Beniamino restò a guardare il cielo, poi abbassò gli occhi e fece un grande respiro, le sue mani ruvide si intenerirono di un fremito e lustri divennero gli occhi bruciati dal sole: quel piccolo corvo aveva toccato le corde del suo cuore di contadino. Sembrò allora risvegliarsi da un lungo torpore, gli tornarono in mente i suoi vigneti e si avviò, rammentando soltanto ora che la sua zappa era restata là, dove l’aveva lasciata il giorno in cui aveva trovato il corvo.
«Beniamino, dove vai?», gridò la moglie vedendolo allontanarsi. «Su in collina», rispose Beniamino senza voltarsi e senza accorgersi del gesto stizzito e dello scuotere la testa della moglie, e del mormorio di non si sa quale imprecazione. 

Arrivò sulla collina ansimante, con nell’animo un senso di colpa per averla così a lungo trascurata.

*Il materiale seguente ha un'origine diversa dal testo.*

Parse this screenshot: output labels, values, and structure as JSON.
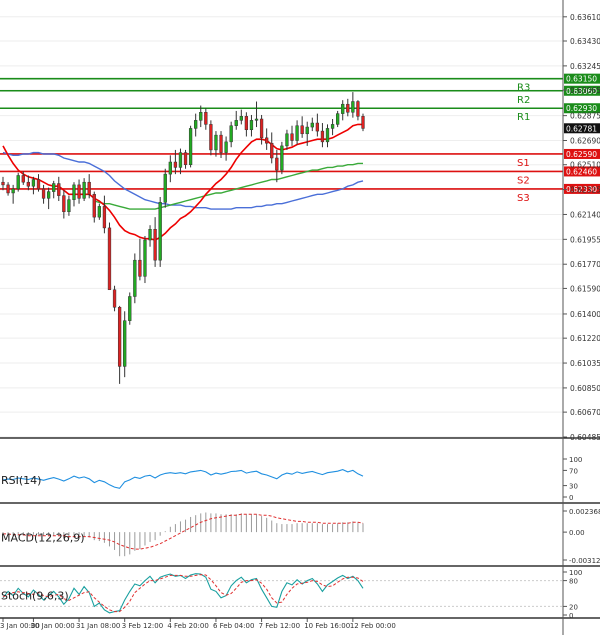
{
  "chart_data": {
    "type": "candlestick",
    "main": {
      "ylim": [
        0.60485,
        0.63735
      ],
      "price_ticks": [
        "0.63610",
        "0.63430",
        "0.63245",
        "0.63065",
        "0.62875",
        "0.62690",
        "0.62510",
        "0.62325",
        "0.62140",
        "0.61955",
        "0.61770",
        "0.61590",
        "0.61400",
        "0.61220",
        "0.61035",
        "0.60850",
        "0.60670",
        "0.60485"
      ],
      "price_tick_values": [
        0.6361,
        0.6343,
        0.63245,
        0.63065,
        0.62875,
        0.6269,
        0.6251,
        0.62325,
        0.6214,
        0.61955,
        0.6177,
        0.6159,
        0.614,
        0.6122,
        0.61035,
        0.6085,
        0.6067,
        0.60485
      ],
      "current_price": {
        "label": "0.62781",
        "value": 0.62781
      },
      "levels": [
        {
          "name": "R3",
          "label": "0.63150",
          "value": 0.6315
        },
        {
          "name": "R2",
          "label": "0.63060",
          "value": 0.6306
        },
        {
          "name": "R1",
          "label": "0.62930",
          "value": 0.6293
        },
        {
          "name": "S1",
          "label": "0.62590",
          "value": 0.6259
        },
        {
          "name": "S2",
          "label": "0.62460",
          "value": 0.6246
        },
        {
          "name": "S3",
          "label": "0.62330",
          "value": 0.6233
        }
      ],
      "candles": [
        [
          0.6238,
          0.6242,
          0.6232,
          0.6236
        ],
        [
          0.6236,
          0.6238,
          0.6228,
          0.623
        ],
        [
          0.623,
          0.6236,
          0.6222,
          0.6233
        ],
        [
          0.6233,
          0.6245,
          0.6231,
          0.6243
        ],
        [
          0.6243,
          0.6246,
          0.6236,
          0.6238
        ],
        [
          0.6238,
          0.6243,
          0.6232,
          0.6235
        ],
        [
          0.6235,
          0.6242,
          0.6229,
          0.624
        ],
        [
          0.624,
          0.6244,
          0.6231,
          0.6233
        ],
        [
          0.6233,
          0.6236,
          0.6222,
          0.6226
        ],
        [
          0.6226,
          0.6234,
          0.6218,
          0.6231
        ],
        [
          0.6231,
          0.6239,
          0.6226,
          0.6237
        ],
        [
          0.6237,
          0.6242,
          0.6224,
          0.6228
        ],
        [
          0.6228,
          0.6232,
          0.6211,
          0.6216
        ],
        [
          0.6216,
          0.6228,
          0.6213,
          0.6225
        ],
        [
          0.6225,
          0.6238,
          0.622,
          0.6236
        ],
        [
          0.6236,
          0.624,
          0.6222,
          0.6226
        ],
        [
          0.6226,
          0.6241,
          0.6224,
          0.6238
        ],
        [
          0.6238,
          0.6244,
          0.6226,
          0.6229
        ],
        [
          0.6229,
          0.6231,
          0.6208,
          0.6212
        ],
        [
          0.6212,
          0.6222,
          0.621,
          0.622
        ],
        [
          0.622,
          0.6228,
          0.62,
          0.6204
        ],
        [
          0.6204,
          0.6208,
          0.6165,
          0.6158
        ],
        [
          0.6158,
          0.6161,
          0.6142,
          0.6145
        ],
        [
          0.6145,
          0.6146,
          0.6088,
          0.6101
        ],
        [
          0.6101,
          0.6142,
          0.6093,
          0.6135
        ],
        [
          0.6135,
          0.6156,
          0.6132,
          0.6153
        ],
        [
          0.6153,
          0.6185,
          0.6148,
          0.618
        ],
        [
          0.618,
          0.6196,
          0.6165,
          0.6168
        ],
        [
          0.6168,
          0.6198,
          0.6163,
          0.6195
        ],
        [
          0.6195,
          0.6206,
          0.619,
          0.6203
        ],
        [
          0.6203,
          0.6212,
          0.6175,
          0.618
        ],
        [
          0.618,
          0.6227,
          0.6175,
          0.6223
        ],
        [
          0.6223,
          0.6248,
          0.6219,
          0.6244
        ],
        [
          0.6244,
          0.6258,
          0.6238,
          0.6253
        ],
        [
          0.6253,
          0.6262,
          0.6244,
          0.6249
        ],
        [
          0.6249,
          0.6263,
          0.6244,
          0.626
        ],
        [
          0.626,
          0.6262,
          0.6248,
          0.6251
        ],
        [
          0.6251,
          0.628,
          0.6249,
          0.6278
        ],
        [
          0.6278,
          0.6289,
          0.6272,
          0.6284
        ],
        [
          0.6284,
          0.6295,
          0.6279,
          0.629
        ],
        [
          0.629,
          0.6293,
          0.6277,
          0.6281
        ],
        [
          0.6281,
          0.6284,
          0.6258,
          0.6262
        ],
        [
          0.6262,
          0.6276,
          0.6257,
          0.6273
        ],
        [
          0.6273,
          0.6276,
          0.6256,
          0.626
        ],
        [
          0.626,
          0.6272,
          0.6254,
          0.6268
        ],
        [
          0.6268,
          0.6283,
          0.6264,
          0.628
        ],
        [
          0.628,
          0.6291,
          0.6277,
          0.6284
        ],
        [
          0.6284,
          0.6292,
          0.6281,
          0.6287
        ],
        [
          0.6287,
          0.629,
          0.6272,
          0.6277
        ],
        [
          0.6277,
          0.6288,
          0.6272,
          0.6284
        ],
        [
          0.6284,
          0.6298,
          0.6279,
          0.6285
        ],
        [
          0.6285,
          0.6288,
          0.6266,
          0.6271
        ],
        [
          0.6271,
          0.6278,
          0.6262,
          0.6267
        ],
        [
          0.6267,
          0.6275,
          0.6252,
          0.6256
        ],
        [
          0.6256,
          0.6262,
          0.6238,
          0.6247
        ],
        [
          0.6247,
          0.6268,
          0.6244,
          0.6265
        ],
        [
          0.6265,
          0.6277,
          0.6262,
          0.6274
        ],
        [
          0.6274,
          0.628,
          0.6265,
          0.6269
        ],
        [
          0.6269,
          0.6284,
          0.6266,
          0.628
        ],
        [
          0.628,
          0.6287,
          0.6271,
          0.6274
        ],
        [
          0.6274,
          0.6283,
          0.6265,
          0.6279
        ],
        [
          0.6279,
          0.6286,
          0.6276,
          0.6282
        ],
        [
          0.6282,
          0.6289,
          0.6272,
          0.6276
        ],
        [
          0.6276,
          0.6282,
          0.6264,
          0.6268
        ],
        [
          0.6268,
          0.6281,
          0.6264,
          0.6278
        ],
        [
          0.6278,
          0.6285,
          0.6273,
          0.6281
        ],
        [
          0.6281,
          0.6291,
          0.6279,
          0.6289
        ],
        [
          0.6289,
          0.6299,
          0.6284,
          0.6296
        ],
        [
          0.6296,
          0.63,
          0.6287,
          0.629
        ],
        [
          0.629,
          0.6305,
          0.6286,
          0.6298
        ],
        [
          0.6298,
          0.6299,
          0.6284,
          0.6287
        ],
        [
          0.6287,
          0.6289,
          0.6276,
          0.6278
        ]
      ],
      "ma_red": [
        0.6265,
        0.6258,
        0.6252,
        0.6247,
        0.6244,
        0.6242,
        0.6241,
        0.624,
        0.6238,
        0.6236,
        0.6235,
        0.6235,
        0.6232,
        0.6229,
        0.6229,
        0.6229,
        0.6229,
        0.6229,
        0.6226,
        0.6224,
        0.6221,
        0.6217,
        0.6212,
        0.6206,
        0.6202,
        0.62,
        0.6199,
        0.6197,
        0.6196,
        0.6196,
        0.6195,
        0.6197,
        0.62,
        0.6204,
        0.6207,
        0.6211,
        0.6213,
        0.6216,
        0.622,
        0.6224,
        0.6229,
        0.6233,
        0.6237,
        0.624,
        0.6244,
        0.6249,
        0.6255,
        0.626,
        0.6264,
        0.6268,
        0.627,
        0.627,
        0.6269,
        0.6266,
        0.6263,
        0.6262,
        0.6263,
        0.6264,
        0.6266,
        0.6267,
        0.6268,
        0.6269,
        0.627,
        0.627,
        0.627,
        0.6271,
        0.6273,
        0.6275,
        0.6277,
        0.628,
        0.6281,
        0.6281
      ],
      "ma_blue": [
        0.626,
        0.6259,
        0.6258,
        0.6258,
        0.6259,
        0.6259,
        0.626,
        0.626,
        0.6259,
        0.6259,
        0.6259,
        0.6258,
        0.6256,
        0.6255,
        0.6254,
        0.6253,
        0.6253,
        0.6252,
        0.625,
        0.6248,
        0.6246,
        0.6243,
        0.6239,
        0.6236,
        0.6233,
        0.6231,
        0.6229,
        0.6227,
        0.6225,
        0.6224,
        0.6223,
        0.6222,
        0.6222,
        0.6221,
        0.6221,
        0.6221,
        0.622,
        0.622,
        0.6219,
        0.6219,
        0.6219,
        0.6218,
        0.6218,
        0.6218,
        0.6218,
        0.6218,
        0.6219,
        0.6219,
        0.6219,
        0.6219,
        0.622,
        0.622,
        0.6221,
        0.6221,
        0.6222,
        0.6222,
        0.6223,
        0.6224,
        0.6225,
        0.6226,
        0.6227,
        0.6228,
        0.6229,
        0.6229,
        0.623,
        0.6231,
        0.6232,
        0.6233,
        0.6235,
        0.6236,
        0.6238,
        0.6239
      ],
      "ma_green": [
        null,
        null,
        null,
        null,
        null,
        null,
        null,
        null,
        null,
        null,
        null,
        null,
        null,
        null,
        null,
        null,
        null,
        null,
        0.6224,
        0.6223,
        0.6222,
        0.6222,
        0.6221,
        0.622,
        0.6219,
        0.6218,
        0.6218,
        0.6218,
        0.6218,
        0.6218,
        0.6218,
        0.6219,
        0.622,
        0.6221,
        0.6222,
        0.6223,
        0.6224,
        0.6225,
        0.6226,
        0.6227,
        0.6228,
        0.6229,
        0.623,
        0.623,
        0.6231,
        0.6232,
        0.6233,
        0.6234,
        0.6235,
        0.6236,
        0.6237,
        0.6238,
        0.6239,
        0.624,
        0.624,
        0.6241,
        0.6242,
        0.6243,
        0.6244,
        0.6245,
        0.6246,
        0.6247,
        0.6247,
        0.6248,
        0.6249,
        0.6249,
        0.625,
        0.625,
        0.6251,
        0.6251,
        0.6252,
        0.6252
      ]
    },
    "time_labels": [
      "3 Jan 00:00",
      "30 Jan 00:00",
      "31 Jan 08:00",
      "3 Feb 12:00",
      "4 Feb 20:00",
      "6 Feb 04:00",
      "7 Feb 12:00",
      "10 Feb 16:00",
      "12 Feb 00:00"
    ],
    "time_label_bars": [
      0,
      6,
      15,
      24,
      33,
      42,
      51,
      60,
      69
    ],
    "rsi": {
      "title": "RSI(14)",
      "ticks": [
        "100",
        "70",
        "30",
        "0"
      ],
      "tick_values": [
        100,
        70,
        30,
        0
      ],
      "ylim": [
        0,
        100
      ],
      "values": [
        45,
        47,
        46,
        50,
        48,
        46,
        50,
        47,
        44,
        48,
        51,
        47,
        42,
        48,
        55,
        50,
        53,
        48,
        38,
        44,
        40,
        32,
        26,
        23,
        40,
        45,
        52,
        49,
        55,
        57,
        50,
        58,
        62,
        64,
        62,
        64,
        61,
        66,
        68,
        70,
        66,
        58,
        63,
        60,
        63,
        67,
        68,
        70,
        63,
        66,
        68,
        61,
        58,
        53,
        48,
        58,
        63,
        60,
        66,
        62,
        65,
        67,
        63,
        59,
        64,
        66,
        68,
        72,
        66,
        70,
        61,
        55
      ]
    },
    "macd": {
      "title": "MACD(12,26,9)",
      "ticks": [
        "0.002368",
        "0.00",
        "-0.003127"
      ],
      "tick_values": [
        0.002368,
        0,
        -0.003127
      ],
      "ylim": [
        -0.003127,
        0.002368
      ],
      "hist": [
        -0.0002,
        -0.0003,
        -0.0004,
        -0.0004,
        -0.0004,
        -0.0004,
        -0.0003,
        -0.0003,
        -0.0004,
        -0.0004,
        -0.0004,
        -0.0004,
        -0.0006,
        -0.0007,
        -0.0006,
        -0.0006,
        -0.0005,
        -0.0006,
        -0.0009,
        -0.001,
        -0.0012,
        -0.0016,
        -0.002,
        -0.0027,
        -0.0027,
        -0.0025,
        -0.0021,
        -0.0019,
        -0.0015,
        -0.0011,
        -0.0009,
        -0.0004,
        0.0001,
        0.0006,
        0.0009,
        0.0012,
        0.0014,
        0.0017,
        0.0019,
        0.0021,
        0.0022,
        0.0021,
        0.0021,
        0.002,
        0.002,
        0.002,
        0.002,
        0.0021,
        0.002,
        0.002,
        0.002,
        0.0018,
        0.0016,
        0.0013,
        0.001,
        0.0009,
        0.0009,
        0.0009,
        0.001,
        0.001,
        0.001,
        0.001,
        0.001,
        0.0009,
        0.0009,
        0.0009,
        0.001,
        0.0011,
        0.0011,
        0.0012,
        0.0011,
        0.001
      ],
      "signal": [
        -0.0002,
        -0.0002,
        -0.0003,
        -0.0003,
        -0.0003,
        -0.0004,
        -0.0004,
        -0.0004,
        -0.0004,
        -0.0004,
        -0.0004,
        -0.0004,
        -0.0004,
        -0.0005,
        -0.0005,
        -0.0005,
        -0.0005,
        -0.0005,
        -0.0006,
        -0.0007,
        -0.0008,
        -0.0009,
        -0.0011,
        -0.0014,
        -0.0016,
        -0.0018,
        -0.0019,
        -0.0019,
        -0.0018,
        -0.0017,
        -0.0015,
        -0.0013,
        -0.001,
        -0.0007,
        -0.0004,
        -0.0001,
        0.0002,
        0.0005,
        0.0008,
        0.0011,
        0.0013,
        0.0015,
        0.0016,
        0.0017,
        0.0018,
        0.0019,
        0.0019,
        0.002,
        0.002,
        0.002,
        0.002,
        0.0019,
        0.0019,
        0.0018,
        0.0016,
        0.0015,
        0.0014,
        0.0013,
        0.0012,
        0.0012,
        0.0011,
        0.0011,
        0.0011,
        0.001,
        0.001,
        0.001,
        0.001,
        0.001,
        0.001,
        0.0011,
        0.0011,
        0.001
      ]
    },
    "stoch": {
      "title": "Stoch(9,6,3)",
      "ticks": [
        "100",
        "80",
        "20",
        "0"
      ],
      "tick_values": [
        100,
        80,
        20,
        0
      ],
      "ylim": [
        0,
        100
      ],
      "main": [
        40,
        55,
        45,
        62,
        50,
        42,
        58,
        48,
        35,
        45,
        55,
        42,
        25,
        38,
        62,
        48,
        66,
        52,
        20,
        28,
        12,
        5,
        8,
        10,
        35,
        55,
        72,
        68,
        80,
        90,
        75,
        88,
        92,
        95,
        90,
        92,
        85,
        93,
        96,
        95,
        88,
        60,
        55,
        40,
        45,
        68,
        80,
        88,
        75,
        82,
        85,
        60,
        40,
        20,
        18,
        55,
        75,
        70,
        82,
        72,
        80,
        85,
        72,
        55,
        70,
        78,
        86,
        92,
        85,
        90,
        80,
        62
      ],
      "signal": [
        42,
        48,
        52,
        54,
        52,
        50,
        48,
        52,
        45,
        42,
        46,
        48,
        38,
        34,
        40,
        46,
        52,
        54,
        40,
        30,
        20,
        12,
        8,
        8,
        18,
        32,
        52,
        62,
        72,
        80,
        80,
        84,
        88,
        92,
        92,
        92,
        90,
        90,
        92,
        94,
        93,
        82,
        68,
        52,
        46,
        50,
        62,
        76,
        80,
        80,
        82,
        74,
        60,
        40,
        28,
        30,
        48,
        62,
        72,
        74,
        76,
        80,
        78,
        70,
        66,
        68,
        76,
        84,
        88,
        88,
        86,
        78
      ]
    }
  },
  "colors": {
    "bull": "#22aa22",
    "bear": "#dd2222",
    "ma_red": "#ee0000",
    "ma_blue": "#4a6fd8",
    "ma_green": "#3aaa3a",
    "level_resistance": "#1a8c1a",
    "level_support": "#dd1111",
    "rsi_line": "#1f8fe0",
    "macd_hist": "#9a9a9a",
    "macd_signal": "#e03030",
    "stoch_main": "#1aa0a0",
    "stoch_signal": "#e03030"
  }
}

Giunto al vigneto, ritrovò la zappa e afferratala era pronto a farla roteare in cielo quando vide un corvo nero sfiorare con le ali i tralci della vigna. L’animale lo guardò un istante e volò via, veloce e invisibile. «No, non può essere lui…» sussurrò Beniamino, e sorrise, ripensando al suo corvo e a lui, povero stupido, che pensava lo avesse seguito fin lassù. Poi iniziò a lavorare, con vigore, con forza, con una volontà che mai gli sembrava d’avere avuto prima.
«Beniamino…! Beniamino…!» Il grido consueto era tornato a udirsi nella valle. Era tempo di vendemmia. Da giorni il cocciuto contadino saliva ancor prima del solito sulla collina, con un non so che di luce negli occhi che non ingannava la moglie: qualcosa era accaduto, forse aveva ritrovato quel suo corvo nero.
Ma quando la moglie lo vide arrivare, portando con sé un pesante cesto, e vide quel cesto carico di grossi grappoli d’uva, turgidi, nerissimi e dolci, capì. Beniamino le disse che era l’uva della sua collina, e non riuscì a convincerla fin che non la portò lassù, tra i tralci da cui pendevano splendidi grappoli di uva. 
«È stato il corvo», disse, e non ci fu verso di togliergli dalla testa l’idea che il corvo nero che aveva amorevolmente curato era volato sopra quella vigna, l’aveva sfiorata con le sue ali compiendo il miracolo dell’uva nera.

«Quest’uva si chiamerà corvina», disse Beniamino, «e questa collina La Grola».